But we are still a long way from gaining a majority for proportionality in the Labour party and have little support among the Tories.

At the same time, Lords reform has gathered momentum across the parties. This has opened up the intriguing possibility of a different but equally radical constitutional change: AV for the Commons and an elected House of Lords, almost certainly on a proportional electoral system.

As Labour’s electoral reformers increasingly swung behind this vision as the best practical attainable change in the foreseeable future, other parts of Labour recognised that the gross distortions of first past the post were no longer tenable. The gap between votes cast and seats won is becoming larger and more unsustainable, while many people feel their votes have little consequence or that they have to vote tactically to make any difference at all. It is also the case that the strategic need to focus solely on a small number of centrist swing voters in marginal seats has, itself, a corrupting and narrowing impact on Labour’s ambitions, message and appeal.

AV does not solve all these problems; no system is perfect. But it does at least mean that every MP will receive the support – on first or second preferences – of at least half the voters in their constituency.

It will give us reason to campaign in every part of the country. For a Labour party that gained less than a fifth of votes across the whole of southern and eastern England (gaining just 10 of over 200 seats) and which lost much of its core vote, the changes that come with AV have real advantages. AV will not always help Labour electorally: sometimes it will favour us, sometimes it won’t. But we are a democratic party which believes enhanced democracy will favour progressive politics. So we support a more democratic system not as a tactical position but as a progressive principle.

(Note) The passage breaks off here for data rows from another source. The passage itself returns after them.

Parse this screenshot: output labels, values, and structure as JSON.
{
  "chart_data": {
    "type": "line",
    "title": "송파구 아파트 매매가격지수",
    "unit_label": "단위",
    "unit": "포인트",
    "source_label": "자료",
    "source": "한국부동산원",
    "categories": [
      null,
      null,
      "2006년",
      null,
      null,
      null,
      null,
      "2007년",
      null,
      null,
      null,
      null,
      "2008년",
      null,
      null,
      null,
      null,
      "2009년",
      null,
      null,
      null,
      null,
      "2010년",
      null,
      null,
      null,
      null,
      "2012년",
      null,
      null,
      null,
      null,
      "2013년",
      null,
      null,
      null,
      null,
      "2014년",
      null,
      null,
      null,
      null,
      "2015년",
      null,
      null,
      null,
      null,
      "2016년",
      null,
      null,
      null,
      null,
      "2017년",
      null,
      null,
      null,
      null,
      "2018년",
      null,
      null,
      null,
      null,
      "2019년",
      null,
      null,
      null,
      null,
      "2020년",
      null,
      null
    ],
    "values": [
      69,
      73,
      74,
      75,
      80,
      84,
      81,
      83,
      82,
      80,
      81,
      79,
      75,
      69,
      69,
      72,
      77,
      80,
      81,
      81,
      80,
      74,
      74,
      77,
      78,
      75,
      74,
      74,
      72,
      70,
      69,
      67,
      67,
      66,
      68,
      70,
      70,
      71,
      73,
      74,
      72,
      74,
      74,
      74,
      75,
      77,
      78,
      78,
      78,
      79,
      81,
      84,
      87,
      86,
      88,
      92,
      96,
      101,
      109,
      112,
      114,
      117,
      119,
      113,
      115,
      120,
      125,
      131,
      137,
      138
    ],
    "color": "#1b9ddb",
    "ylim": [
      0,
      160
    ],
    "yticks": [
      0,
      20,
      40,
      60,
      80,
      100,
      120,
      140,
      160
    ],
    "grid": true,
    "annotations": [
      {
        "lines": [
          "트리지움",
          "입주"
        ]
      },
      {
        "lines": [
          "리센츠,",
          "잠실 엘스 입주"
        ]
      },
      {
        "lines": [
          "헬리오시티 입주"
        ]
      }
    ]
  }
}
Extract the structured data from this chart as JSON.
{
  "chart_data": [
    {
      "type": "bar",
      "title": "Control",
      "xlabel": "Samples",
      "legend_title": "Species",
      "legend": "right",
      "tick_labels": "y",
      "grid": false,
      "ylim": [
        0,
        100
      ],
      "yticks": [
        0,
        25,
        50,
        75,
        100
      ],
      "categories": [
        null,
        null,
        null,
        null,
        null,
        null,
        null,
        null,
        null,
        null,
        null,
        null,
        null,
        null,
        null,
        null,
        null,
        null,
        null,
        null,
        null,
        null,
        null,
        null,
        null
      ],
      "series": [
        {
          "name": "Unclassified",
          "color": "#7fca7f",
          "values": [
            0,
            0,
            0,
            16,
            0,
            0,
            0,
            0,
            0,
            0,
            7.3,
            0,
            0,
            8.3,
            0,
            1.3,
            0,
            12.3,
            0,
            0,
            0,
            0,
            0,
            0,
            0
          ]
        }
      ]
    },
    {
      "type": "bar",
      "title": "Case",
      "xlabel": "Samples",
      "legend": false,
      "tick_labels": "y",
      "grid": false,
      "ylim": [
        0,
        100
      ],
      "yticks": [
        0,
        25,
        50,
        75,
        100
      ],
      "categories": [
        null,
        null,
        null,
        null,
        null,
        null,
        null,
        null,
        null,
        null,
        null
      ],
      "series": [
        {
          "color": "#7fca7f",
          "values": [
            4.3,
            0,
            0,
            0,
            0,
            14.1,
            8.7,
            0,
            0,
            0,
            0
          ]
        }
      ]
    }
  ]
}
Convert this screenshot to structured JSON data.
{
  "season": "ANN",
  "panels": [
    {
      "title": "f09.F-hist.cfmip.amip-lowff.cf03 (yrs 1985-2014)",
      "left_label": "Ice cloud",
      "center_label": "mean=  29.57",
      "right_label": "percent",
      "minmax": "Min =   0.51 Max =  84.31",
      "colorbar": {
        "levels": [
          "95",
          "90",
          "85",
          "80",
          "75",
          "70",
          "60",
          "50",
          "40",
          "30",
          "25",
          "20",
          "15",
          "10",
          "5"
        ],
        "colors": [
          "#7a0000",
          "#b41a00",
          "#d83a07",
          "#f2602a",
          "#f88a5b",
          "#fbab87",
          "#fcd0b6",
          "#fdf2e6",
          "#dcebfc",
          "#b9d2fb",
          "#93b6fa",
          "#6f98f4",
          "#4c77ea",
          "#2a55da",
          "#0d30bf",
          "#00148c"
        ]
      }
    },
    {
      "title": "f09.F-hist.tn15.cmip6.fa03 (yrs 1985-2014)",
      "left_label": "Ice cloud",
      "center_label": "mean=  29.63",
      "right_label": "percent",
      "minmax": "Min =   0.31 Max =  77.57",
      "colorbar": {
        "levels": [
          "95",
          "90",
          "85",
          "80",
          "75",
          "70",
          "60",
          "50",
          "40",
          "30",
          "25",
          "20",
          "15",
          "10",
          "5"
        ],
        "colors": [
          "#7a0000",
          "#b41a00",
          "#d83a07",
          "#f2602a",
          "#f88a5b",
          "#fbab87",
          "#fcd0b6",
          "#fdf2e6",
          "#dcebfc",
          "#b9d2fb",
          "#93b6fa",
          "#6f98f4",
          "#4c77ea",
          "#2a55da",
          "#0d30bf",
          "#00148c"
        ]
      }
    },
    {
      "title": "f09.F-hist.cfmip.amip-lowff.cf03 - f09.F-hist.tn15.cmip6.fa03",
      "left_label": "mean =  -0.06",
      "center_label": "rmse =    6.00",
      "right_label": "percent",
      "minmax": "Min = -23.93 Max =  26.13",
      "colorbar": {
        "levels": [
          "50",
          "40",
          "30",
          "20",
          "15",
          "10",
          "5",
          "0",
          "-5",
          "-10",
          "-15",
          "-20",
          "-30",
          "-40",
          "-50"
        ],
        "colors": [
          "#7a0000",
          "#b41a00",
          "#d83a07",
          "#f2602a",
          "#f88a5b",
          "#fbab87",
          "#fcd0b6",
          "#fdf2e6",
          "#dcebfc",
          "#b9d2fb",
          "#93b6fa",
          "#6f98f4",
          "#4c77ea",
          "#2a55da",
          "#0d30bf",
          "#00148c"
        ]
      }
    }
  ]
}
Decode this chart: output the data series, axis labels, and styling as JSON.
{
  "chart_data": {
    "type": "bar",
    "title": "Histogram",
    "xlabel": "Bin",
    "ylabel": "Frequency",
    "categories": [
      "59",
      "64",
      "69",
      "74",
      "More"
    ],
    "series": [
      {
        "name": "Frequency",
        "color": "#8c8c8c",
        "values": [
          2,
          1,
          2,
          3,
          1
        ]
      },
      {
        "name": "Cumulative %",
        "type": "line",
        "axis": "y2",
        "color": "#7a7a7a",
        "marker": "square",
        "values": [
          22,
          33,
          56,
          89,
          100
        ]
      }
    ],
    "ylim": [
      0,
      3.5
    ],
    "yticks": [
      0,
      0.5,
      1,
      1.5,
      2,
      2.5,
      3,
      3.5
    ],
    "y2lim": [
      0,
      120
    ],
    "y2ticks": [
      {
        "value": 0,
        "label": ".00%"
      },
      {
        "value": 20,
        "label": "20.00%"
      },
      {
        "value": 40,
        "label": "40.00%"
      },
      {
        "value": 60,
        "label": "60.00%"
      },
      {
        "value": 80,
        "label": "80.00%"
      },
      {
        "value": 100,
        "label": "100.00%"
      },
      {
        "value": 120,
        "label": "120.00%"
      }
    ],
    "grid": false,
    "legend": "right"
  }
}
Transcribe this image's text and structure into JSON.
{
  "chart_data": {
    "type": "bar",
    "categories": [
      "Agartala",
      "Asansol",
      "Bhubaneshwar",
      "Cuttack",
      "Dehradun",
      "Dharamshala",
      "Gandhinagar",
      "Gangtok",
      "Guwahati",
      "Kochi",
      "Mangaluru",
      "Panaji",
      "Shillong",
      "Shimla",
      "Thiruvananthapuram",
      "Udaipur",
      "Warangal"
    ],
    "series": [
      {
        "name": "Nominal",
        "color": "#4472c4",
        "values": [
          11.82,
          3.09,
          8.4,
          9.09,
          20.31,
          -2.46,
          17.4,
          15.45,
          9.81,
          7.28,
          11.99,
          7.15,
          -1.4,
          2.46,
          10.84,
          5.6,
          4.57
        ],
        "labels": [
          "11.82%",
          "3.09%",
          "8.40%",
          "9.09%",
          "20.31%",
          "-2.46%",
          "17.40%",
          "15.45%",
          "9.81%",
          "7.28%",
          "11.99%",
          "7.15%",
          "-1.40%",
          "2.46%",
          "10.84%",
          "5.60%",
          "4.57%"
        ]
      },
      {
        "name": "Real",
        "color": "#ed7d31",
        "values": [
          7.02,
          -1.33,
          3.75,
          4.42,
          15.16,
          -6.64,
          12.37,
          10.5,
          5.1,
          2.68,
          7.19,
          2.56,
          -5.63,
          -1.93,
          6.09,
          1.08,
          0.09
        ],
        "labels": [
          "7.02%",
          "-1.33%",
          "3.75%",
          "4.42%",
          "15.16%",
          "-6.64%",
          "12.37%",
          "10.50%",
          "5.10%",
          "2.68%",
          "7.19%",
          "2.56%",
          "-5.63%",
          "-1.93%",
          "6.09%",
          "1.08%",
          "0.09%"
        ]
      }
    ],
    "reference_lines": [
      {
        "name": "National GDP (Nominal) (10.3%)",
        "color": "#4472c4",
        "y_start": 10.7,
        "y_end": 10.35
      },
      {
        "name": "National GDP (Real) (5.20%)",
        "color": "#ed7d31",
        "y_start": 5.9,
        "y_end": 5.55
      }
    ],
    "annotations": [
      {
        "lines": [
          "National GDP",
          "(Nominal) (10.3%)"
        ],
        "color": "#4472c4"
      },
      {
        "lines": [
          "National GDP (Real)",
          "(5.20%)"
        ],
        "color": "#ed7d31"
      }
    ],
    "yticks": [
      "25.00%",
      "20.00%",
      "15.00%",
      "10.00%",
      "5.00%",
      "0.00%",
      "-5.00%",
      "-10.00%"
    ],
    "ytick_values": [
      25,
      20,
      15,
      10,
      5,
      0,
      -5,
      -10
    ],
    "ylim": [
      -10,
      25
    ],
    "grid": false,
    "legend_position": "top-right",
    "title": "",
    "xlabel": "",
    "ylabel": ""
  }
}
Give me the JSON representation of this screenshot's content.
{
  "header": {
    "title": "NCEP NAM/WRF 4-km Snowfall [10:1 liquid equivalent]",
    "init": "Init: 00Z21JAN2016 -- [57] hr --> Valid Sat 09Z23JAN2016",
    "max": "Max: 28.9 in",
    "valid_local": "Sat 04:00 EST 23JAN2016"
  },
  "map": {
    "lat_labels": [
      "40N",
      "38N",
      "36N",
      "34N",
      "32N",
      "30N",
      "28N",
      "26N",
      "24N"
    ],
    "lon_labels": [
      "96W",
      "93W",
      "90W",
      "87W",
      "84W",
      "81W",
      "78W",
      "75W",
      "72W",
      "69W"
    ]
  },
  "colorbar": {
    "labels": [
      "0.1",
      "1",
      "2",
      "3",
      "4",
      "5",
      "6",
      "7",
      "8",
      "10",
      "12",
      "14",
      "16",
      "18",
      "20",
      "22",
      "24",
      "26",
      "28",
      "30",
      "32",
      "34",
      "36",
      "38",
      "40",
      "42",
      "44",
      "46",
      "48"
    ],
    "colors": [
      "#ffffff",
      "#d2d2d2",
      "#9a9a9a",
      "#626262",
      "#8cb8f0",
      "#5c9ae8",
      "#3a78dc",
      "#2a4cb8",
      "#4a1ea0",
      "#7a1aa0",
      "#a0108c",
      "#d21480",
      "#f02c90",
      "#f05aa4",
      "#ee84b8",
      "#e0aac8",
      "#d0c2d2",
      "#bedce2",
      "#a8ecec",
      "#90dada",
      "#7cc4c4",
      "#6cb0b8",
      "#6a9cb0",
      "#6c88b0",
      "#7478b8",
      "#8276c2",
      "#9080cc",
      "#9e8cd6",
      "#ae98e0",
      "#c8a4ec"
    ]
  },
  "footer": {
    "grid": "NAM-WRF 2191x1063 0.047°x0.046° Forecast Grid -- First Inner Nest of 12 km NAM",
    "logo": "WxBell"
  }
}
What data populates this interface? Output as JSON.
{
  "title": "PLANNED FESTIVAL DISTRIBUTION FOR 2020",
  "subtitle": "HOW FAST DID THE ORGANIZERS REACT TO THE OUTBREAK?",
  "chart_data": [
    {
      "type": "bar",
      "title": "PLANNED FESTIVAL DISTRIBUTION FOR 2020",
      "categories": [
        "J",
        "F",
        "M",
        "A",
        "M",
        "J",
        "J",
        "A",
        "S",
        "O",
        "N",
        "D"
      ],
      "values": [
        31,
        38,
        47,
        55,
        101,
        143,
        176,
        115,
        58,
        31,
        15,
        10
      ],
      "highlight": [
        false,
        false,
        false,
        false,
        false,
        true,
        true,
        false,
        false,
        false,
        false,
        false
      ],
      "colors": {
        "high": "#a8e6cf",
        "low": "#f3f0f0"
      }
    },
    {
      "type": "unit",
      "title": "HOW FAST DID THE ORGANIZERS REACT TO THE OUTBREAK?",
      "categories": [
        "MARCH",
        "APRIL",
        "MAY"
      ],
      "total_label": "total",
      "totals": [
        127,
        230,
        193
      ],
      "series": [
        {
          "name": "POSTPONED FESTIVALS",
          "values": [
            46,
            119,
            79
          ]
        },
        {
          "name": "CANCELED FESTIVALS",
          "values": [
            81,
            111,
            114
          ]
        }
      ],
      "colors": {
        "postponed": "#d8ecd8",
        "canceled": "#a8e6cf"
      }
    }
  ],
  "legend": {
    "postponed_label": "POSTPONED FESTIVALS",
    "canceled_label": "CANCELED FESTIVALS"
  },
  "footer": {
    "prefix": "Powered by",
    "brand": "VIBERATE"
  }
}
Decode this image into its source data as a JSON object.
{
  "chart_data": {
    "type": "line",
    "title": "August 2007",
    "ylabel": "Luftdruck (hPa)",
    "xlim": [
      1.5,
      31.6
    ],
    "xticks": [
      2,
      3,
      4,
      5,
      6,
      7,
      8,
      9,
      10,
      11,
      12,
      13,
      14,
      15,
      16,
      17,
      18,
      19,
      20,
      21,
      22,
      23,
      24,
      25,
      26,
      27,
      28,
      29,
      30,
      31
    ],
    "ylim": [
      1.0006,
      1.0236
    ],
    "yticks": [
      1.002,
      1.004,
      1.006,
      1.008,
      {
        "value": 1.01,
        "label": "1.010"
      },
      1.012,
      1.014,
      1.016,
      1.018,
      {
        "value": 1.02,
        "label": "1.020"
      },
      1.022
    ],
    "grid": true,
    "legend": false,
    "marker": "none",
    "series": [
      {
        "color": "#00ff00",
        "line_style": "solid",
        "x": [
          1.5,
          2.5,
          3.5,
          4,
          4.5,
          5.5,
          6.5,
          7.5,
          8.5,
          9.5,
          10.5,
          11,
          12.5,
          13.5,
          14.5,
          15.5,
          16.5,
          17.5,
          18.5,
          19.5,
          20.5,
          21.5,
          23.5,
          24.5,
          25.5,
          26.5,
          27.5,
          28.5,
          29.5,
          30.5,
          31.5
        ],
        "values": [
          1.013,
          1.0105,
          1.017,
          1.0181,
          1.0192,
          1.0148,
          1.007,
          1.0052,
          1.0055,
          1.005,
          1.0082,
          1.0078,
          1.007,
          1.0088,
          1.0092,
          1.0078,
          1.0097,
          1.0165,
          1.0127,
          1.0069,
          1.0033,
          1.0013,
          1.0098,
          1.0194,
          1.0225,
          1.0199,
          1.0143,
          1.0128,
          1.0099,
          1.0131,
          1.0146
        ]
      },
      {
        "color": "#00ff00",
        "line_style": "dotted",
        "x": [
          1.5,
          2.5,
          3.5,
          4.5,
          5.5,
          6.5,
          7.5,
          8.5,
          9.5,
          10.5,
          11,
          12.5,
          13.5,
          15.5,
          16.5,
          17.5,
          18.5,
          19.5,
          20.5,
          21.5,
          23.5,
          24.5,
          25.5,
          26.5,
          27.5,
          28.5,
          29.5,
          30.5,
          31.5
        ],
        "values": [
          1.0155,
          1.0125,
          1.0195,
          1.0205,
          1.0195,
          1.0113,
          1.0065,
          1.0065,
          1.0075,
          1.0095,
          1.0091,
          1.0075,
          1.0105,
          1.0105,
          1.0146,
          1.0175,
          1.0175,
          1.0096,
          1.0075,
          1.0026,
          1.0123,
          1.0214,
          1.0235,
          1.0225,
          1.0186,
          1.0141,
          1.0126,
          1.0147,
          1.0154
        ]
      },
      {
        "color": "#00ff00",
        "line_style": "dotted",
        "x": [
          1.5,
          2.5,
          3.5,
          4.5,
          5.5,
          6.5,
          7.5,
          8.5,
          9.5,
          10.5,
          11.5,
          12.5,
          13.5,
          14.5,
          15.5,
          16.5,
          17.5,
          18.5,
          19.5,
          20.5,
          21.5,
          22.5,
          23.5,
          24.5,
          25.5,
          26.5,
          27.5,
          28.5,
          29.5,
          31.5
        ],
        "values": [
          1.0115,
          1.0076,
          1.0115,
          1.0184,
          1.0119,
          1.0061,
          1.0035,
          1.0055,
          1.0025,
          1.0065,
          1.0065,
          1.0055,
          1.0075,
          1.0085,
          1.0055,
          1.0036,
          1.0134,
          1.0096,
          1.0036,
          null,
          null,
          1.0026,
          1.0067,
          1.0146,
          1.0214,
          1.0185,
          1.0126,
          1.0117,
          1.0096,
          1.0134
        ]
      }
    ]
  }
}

Labour’s commitment to an AV referendum, and a manifesto which implied at least a bias in favour of AV, broke the logjam in the British political system. In the wake of an indecisive election, the AV referendum became part of the coalition programme largely because it had been in Labour’s manifesto.

So far, so good. We should now be working flat out for a ‘yes’ vote. But we will have to negotiate some unexpected obstacles.

The formation of the coalition, and their planned deep spending cuts, have undoubtedly created real tensions between the Labour and Liberal Democrat reformers who will need to work together in any referendum ‘yes’ campaign. Simplistic assumptions about the two parties being automatic, progressive allies have been challenged.

The decision to hold the referendum next May means that the same people who might campaign for a yes vote will be fighting local and national elections against each other across Wales, Scotland and much of England.

Most difficult has been the decision to lump the AV referendum legislation together with totally unrelated legislation to ‘reduce and equalise’ the number of Westminster constituencies. Apparently this was the price of gaining Tory support for the referendum proposal, but has done nothing to ease relations with Liberal Democrat reformers. The boundary changes will have to be fought in other ways, but the AV referendum must be won.

In truth, the whole Labour party is unlikely to back AV. The divisions on the issue are too great. But our new leader should personally and positively campaign for change. If the referendum is lost, electoral reform will be dead for a generation.

Securing democratic change, rather than any passing discomfort for the Liberal Democrats, should be Labour’s real aim. In truth, as so often before, the Liberal Democrats have proved pretty hopeless on this issue. Many suspect that their leadership’s desire for a long-term electoral pact with the Tories is currently more important to them than electoral reform.

So Labour shouldn’t worry about the Liberal Democrats. We should back change because it is the right, progressive and democratic thing to do.